1. If $\displaystyle (a,n) = 1,$ then $\displaystyle \exists b \in Z s.t. ab\equiv1 (mod n).$

2. Every positive integer is congruent to the sum of its digits (mod 9).

2. 1. Use the fact that there exists $\displaystyle x,y \in \mathbb{Z}$ such that: $\displaystyle (a,n) = 1 \ \Leftrightarrow \ ax + ny = 1$

You can also show that this $\displaystyle b$ is unique. by supposing that there exists more than one unique solution, i.e. $\displaystyle ar \equiv 1 \ (\text{mod } n)$ and $\displaystyle as \equiv 1 \ (\text{mod } n)$ for some $\displaystyle r,s \in \mathbb{Z}$ and arriving at a contradiction.

2. Here: Congruence

3. Thanks for the link for the second one!
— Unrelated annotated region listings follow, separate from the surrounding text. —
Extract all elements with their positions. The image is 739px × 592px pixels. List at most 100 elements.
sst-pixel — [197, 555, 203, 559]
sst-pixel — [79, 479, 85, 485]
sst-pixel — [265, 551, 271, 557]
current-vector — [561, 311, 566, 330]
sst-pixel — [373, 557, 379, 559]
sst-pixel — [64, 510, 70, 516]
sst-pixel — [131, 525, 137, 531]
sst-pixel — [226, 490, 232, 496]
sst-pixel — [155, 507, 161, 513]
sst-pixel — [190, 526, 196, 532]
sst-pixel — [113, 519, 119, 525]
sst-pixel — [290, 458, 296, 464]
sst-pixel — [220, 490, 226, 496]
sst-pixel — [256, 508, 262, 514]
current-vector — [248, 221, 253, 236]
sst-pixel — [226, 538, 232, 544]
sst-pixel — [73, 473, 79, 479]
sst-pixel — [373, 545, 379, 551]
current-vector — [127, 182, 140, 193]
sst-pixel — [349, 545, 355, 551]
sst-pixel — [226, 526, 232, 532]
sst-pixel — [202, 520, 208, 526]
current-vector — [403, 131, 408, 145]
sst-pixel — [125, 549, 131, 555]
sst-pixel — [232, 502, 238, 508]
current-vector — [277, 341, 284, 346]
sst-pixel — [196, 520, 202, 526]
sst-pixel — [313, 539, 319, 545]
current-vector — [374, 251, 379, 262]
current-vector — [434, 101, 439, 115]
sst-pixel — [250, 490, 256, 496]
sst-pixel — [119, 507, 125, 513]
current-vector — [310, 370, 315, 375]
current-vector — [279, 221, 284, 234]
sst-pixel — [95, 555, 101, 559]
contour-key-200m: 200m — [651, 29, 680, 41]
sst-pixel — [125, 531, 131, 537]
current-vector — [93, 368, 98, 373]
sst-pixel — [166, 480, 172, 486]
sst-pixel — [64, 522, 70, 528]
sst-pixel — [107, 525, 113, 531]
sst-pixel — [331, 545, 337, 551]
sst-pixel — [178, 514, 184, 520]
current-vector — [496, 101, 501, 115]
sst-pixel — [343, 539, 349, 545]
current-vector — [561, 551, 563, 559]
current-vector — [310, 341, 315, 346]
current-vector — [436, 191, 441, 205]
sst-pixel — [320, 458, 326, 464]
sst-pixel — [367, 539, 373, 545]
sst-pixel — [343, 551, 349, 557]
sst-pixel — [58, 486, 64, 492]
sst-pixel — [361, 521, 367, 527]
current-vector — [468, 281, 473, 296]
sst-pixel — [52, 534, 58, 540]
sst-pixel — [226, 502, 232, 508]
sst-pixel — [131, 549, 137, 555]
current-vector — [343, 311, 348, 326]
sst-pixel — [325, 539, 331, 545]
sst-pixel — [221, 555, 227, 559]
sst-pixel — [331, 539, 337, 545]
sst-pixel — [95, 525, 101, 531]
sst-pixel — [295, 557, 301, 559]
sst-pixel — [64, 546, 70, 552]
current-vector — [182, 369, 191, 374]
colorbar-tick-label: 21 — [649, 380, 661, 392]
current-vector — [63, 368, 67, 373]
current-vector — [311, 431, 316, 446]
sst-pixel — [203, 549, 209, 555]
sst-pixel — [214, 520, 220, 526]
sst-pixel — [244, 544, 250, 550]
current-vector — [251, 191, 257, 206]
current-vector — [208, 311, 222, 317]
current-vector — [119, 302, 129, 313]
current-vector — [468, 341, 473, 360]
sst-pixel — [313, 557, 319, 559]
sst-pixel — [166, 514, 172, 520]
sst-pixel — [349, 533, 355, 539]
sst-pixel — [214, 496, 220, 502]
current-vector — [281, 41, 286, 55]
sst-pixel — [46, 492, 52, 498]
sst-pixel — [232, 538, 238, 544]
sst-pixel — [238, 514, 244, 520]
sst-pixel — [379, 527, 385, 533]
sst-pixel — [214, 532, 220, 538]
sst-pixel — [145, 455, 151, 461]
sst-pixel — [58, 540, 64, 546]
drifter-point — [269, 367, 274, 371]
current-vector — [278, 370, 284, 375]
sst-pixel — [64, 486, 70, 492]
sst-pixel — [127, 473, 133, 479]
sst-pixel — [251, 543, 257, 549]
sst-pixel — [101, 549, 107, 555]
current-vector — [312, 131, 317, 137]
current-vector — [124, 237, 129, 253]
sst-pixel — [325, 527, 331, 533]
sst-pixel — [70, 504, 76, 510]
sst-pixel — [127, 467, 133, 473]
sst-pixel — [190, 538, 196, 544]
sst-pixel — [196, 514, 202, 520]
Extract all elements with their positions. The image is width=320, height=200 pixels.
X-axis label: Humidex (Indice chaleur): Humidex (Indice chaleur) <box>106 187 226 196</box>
We just had to prove that $\displaystyle 10^n \equiv 1 (mod 9)$ so I guess I should have been able to figure that one out but I needed a push in the right direction!

For the first one, I'm still unsure. I actually had what you have written on my paper, but I'm still unsure of how the "b" fits into the problem. I have $\displaystyle ny=1-ax$ but I need $\displaystyle a-b=nq$ or $\displaystyle b-a=nq$ right? I could divide by x, giving $\displaystyle \frac {ny}{x}=\frac {1} {x} -a$ but can I let $\displaystyle b=\frac {1} {x}$ since that's a fraction?

4. We know that there exists some $\displaystyle x,y \in \mathbb{Z}$ such that: $\displaystyle (a,n) = 1 \ \Leftrightarrow \ ax + ny = 1 \ \Leftrightarrow ax = 1 + (-y)n$

By definition, this is the same as saying: $\displaystyle ax \equiv 1 \ (\text{mod } n)$

But since $\displaystyle x$ has already been determined, this is the $\displaystyle b$ we were looking for !

5. Oh, duh! Haha for some reason I was thinking I needed to prove $\displaystyle a\equiv b (mod n)$. Thanks for all of your help!